SIT (Sloveense Tolar)
Wat was de Sloveense Tolar (SIT)?
SIT was de afkorting van de Sloveensetolar, de officiële munteenheid van Slovenië van oktober 1991 tot december 2006. Slovenië tradin mei 2004 toetot de Europese Unie (EU) en in januari 2007 heeft het land de euro als wettig betaalmiddelaangenomen.
Belangrijkste leerpunten
- Detolar was de nationale munteenheid van Slovenië vanaf zijn onafhankelijkheid in 1991 tot en met 2006.
- In 2007 schakelde Slovenië over op de euro als onderdeel van zijn verantwoordelijkheden als lid van de Europese Unie.
- Hoeweltolar niet meer in omloop wordt ingewisseld, kunnen oude bankbiljetten worden ingewisseld voor euro’s bij de Bank van Slovenië.
Inzicht in de Sloveense Tolar
Een Sloveense tolar bestond uit 100stotinov. Er werden verschillende maatwoorden gebruikt om te verwijzen naar verschillende bedragen van de valuta.2 SIT werden bijvoorbeeld 2tolarja genoemd, terwijl vijf of meer SITtolarjev wordt genoemd.
Nadat Slovenië zich in 1991 onafhankelijk had verklaard van Joegoslavië (destijds een protectoraat van de Sovjet-Unie), werd de tolar geïntroduceerd als de munteenheid van het land. Het verving de Joegoslavischedinar op pari. In 1991 gaf de Bank van Slovenië bankbiljetten uit die als een tijdelijke munteenheid in omloop waren, en de eerste bankbiljetten van detolar kwamen in september in omloop.

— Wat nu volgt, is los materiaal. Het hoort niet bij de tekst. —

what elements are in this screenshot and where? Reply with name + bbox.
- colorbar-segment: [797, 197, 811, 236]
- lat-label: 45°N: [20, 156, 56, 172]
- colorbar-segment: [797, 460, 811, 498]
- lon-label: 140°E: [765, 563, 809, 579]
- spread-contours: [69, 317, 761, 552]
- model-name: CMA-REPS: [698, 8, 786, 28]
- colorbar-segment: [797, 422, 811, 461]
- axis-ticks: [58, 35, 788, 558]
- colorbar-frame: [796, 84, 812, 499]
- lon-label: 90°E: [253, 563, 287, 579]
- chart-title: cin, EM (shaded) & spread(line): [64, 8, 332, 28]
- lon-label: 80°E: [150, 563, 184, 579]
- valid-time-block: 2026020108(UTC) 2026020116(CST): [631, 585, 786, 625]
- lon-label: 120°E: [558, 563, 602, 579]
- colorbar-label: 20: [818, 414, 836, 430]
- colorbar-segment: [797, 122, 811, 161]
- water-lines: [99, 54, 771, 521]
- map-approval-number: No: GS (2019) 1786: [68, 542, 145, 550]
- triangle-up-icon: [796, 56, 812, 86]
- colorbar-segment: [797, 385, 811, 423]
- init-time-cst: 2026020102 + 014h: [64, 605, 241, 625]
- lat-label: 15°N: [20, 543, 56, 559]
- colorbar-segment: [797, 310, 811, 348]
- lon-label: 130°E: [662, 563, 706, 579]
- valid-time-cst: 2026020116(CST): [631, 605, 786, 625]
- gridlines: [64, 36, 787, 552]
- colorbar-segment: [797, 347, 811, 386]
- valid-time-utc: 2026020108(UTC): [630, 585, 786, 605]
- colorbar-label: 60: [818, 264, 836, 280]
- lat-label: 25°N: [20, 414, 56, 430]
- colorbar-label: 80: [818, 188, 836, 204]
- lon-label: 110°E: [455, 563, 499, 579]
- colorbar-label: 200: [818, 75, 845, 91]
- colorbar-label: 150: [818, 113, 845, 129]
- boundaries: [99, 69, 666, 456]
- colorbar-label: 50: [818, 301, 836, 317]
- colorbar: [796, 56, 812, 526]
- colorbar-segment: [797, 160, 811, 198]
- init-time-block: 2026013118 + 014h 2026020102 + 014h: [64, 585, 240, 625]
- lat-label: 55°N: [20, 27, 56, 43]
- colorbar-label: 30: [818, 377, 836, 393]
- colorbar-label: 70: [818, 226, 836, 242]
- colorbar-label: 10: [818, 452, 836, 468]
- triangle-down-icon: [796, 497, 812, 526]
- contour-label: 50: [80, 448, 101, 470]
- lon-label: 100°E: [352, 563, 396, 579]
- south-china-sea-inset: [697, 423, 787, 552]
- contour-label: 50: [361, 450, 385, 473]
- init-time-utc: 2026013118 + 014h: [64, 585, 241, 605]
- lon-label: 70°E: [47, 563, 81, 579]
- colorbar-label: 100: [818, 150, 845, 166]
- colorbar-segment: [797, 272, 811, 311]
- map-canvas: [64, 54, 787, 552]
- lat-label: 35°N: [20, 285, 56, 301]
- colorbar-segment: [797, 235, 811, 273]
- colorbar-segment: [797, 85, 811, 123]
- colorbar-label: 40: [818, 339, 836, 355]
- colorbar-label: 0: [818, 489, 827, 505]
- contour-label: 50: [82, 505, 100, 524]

Toen Sloveniëin januari 2007toetrad tot de Europese Monetaire Unie, werd detolar vervangen door de euro tegen een koers van 239,64 tegen 1. Denominaties van detolar kwamen in munten en bankbiljetten.Tolar- biljetten, die niet meer in omloop worden gebruikt, kunnen nog steeds voor euro’s worden ingewisseld bij de Bank van Slovenië.
In 2019 registreerde Slovenië volgens gegevens van de Wereldbank een bbp-groei van 3,18% en een inflatie van 1,63%.5
De Tolar naar de Euro
Voordat Slovenië tot de EU kon toetreden, moest het voldoen aan “convergentiecriteria”, ook wel bekend als de ” criteria van Maastricht “, waaronder het handhaven van een stabiele wisselkoers en een lage en stabiele rente. Om de overgang van detolar naar de euro te helpen en onredelijke prijsstijgingen te voorkomen, werden de prijzen van goederen in Slovenië tussen maart 2006 en juni 2007 in beide valuta’s weergegeven.
De euro is de officiële munteenheid voor 19 van de 27 EU-lidstaten. Denominaties van de euro omvatten bankbiljetten voor 5, 10, 20, 50, 100, 200 en 500 euro, evenals munten van 1, 2, 5, 10, 20 en 50 cent, en munten van 1 en 2 euro. De invoering van één munt maakt een einde aan fluctuerende wisselkoersen en wisselkoerskosten, en vereenvoudigt de handel tussen landen.
De Europese Centrale Bank (ECB), evenals de centrale banken van individuele lidstaten, houden toezicht op de euro. De ECB, die streeft naar prijsstabiliteit, houdt toezicht op het monetaire beleid en stelt de rentetarieven in de regio vast.